Wine Barrel Toasting

The toasting process is key towards achieving your specific aroma and taste profile. During this stage in the production cycle, the barrel is placed over a wrought iron grill. Pieces of scrap wood from the stave cutting process are placed into the grill and ignited to begin the toasting process. We closely monitor the temperature and duration of the toast so as to prevent burn blisters from forming on the inside of the barrel while also reaching the desired toast level. Below are the various toast options and descriptions of how each toast level affects the aroma and taste of the wine.

Light (L)

As the toasting process is essential for eliminating the tannin content in oak, a lightly toasted barrel is suitable for wines which require minimal aroma enhancement and higher tannin content. Thus, a light toast offers a significantly greater earthy aroma with mild wood notes. In terms of taste, there is a subtle vanilla component as a lighter toast reduces the amount of Lignin (responsible for the vanilla flavor) broken down. Look for fresher flavors to develop.

Medium (M)

A Medium toast imparts significantly greater complex and toasty aromas; the longer toast period results in a greater breakdown of the Lignin, producing a stronger vanilla aroma. The overall taste imparted onto the wine is rounder, offers greater notes of oak, vanilla, and caramel. Medium Toast is ideal for full-flavored wines.

Medium Plus (M+)

Most suitable for full-flavored red wines with suitable richness to accept a full yet balanced oak impact. Evidently greater depth and roundness to taste notes of intense vanilla, spice, and oak imparted by the tannins. Similar aromatic properties of vanilla, oak and brown sugar; less emphasis on hazelnut and cinnamon from Romanian Oak as opposed to French Oak.

Heavy (H)

Heavy toasting ensures an nearly complete breakdown of the chemical components present in oak.
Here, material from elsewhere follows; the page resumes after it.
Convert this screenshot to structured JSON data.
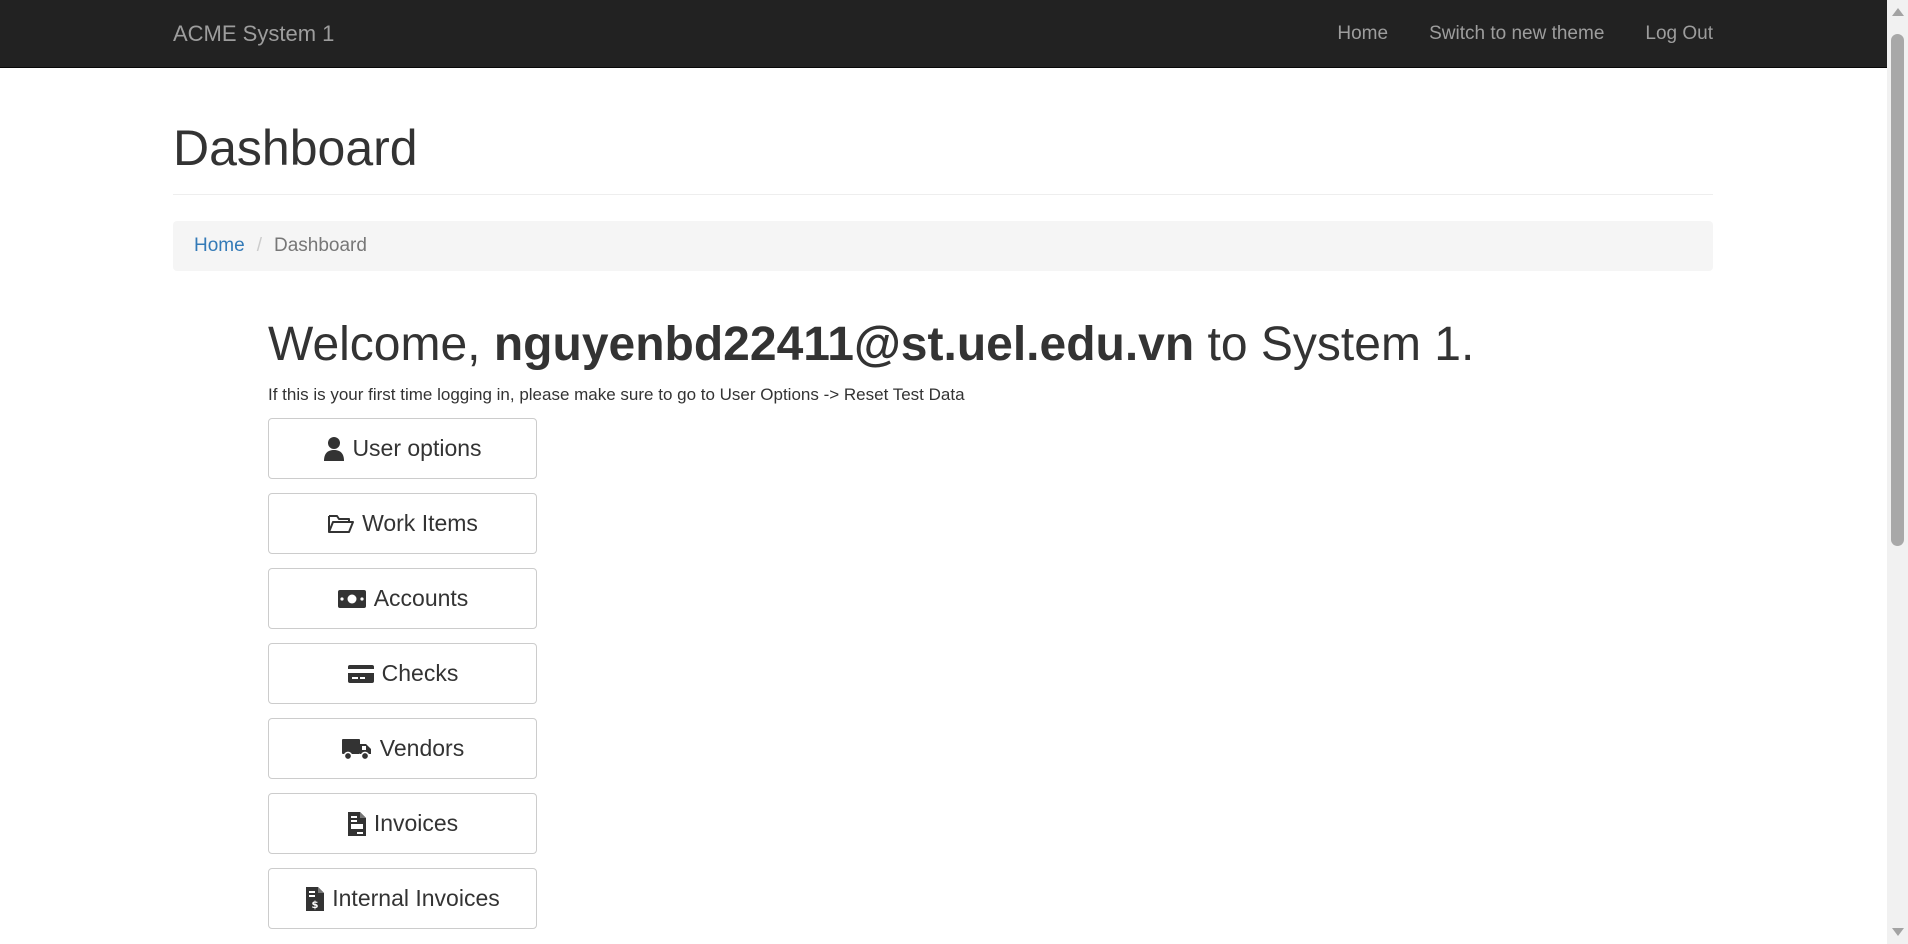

Thus, this toast level is ideal for wines seeking a full impact of complex aromas and flavor notes with a lesser contribution of tannins to the wine structure. The heavy toast imparts a deep smoky and roasted coffee taste and aromatic profile onto the wine.

Toasted Heads (TH)

You might be surprised to believe that the heads of a barrel make up 30% of the total oak surface area. Toasted heads are useful in reds with sufficient tannins, allowing for greater consistency in the wines characteristics. Additionally, toasted heads work well with medium weight white wines. Depending on the structure of the wine you are aiming to produce, it may or may not be beneficial to use toasted heads.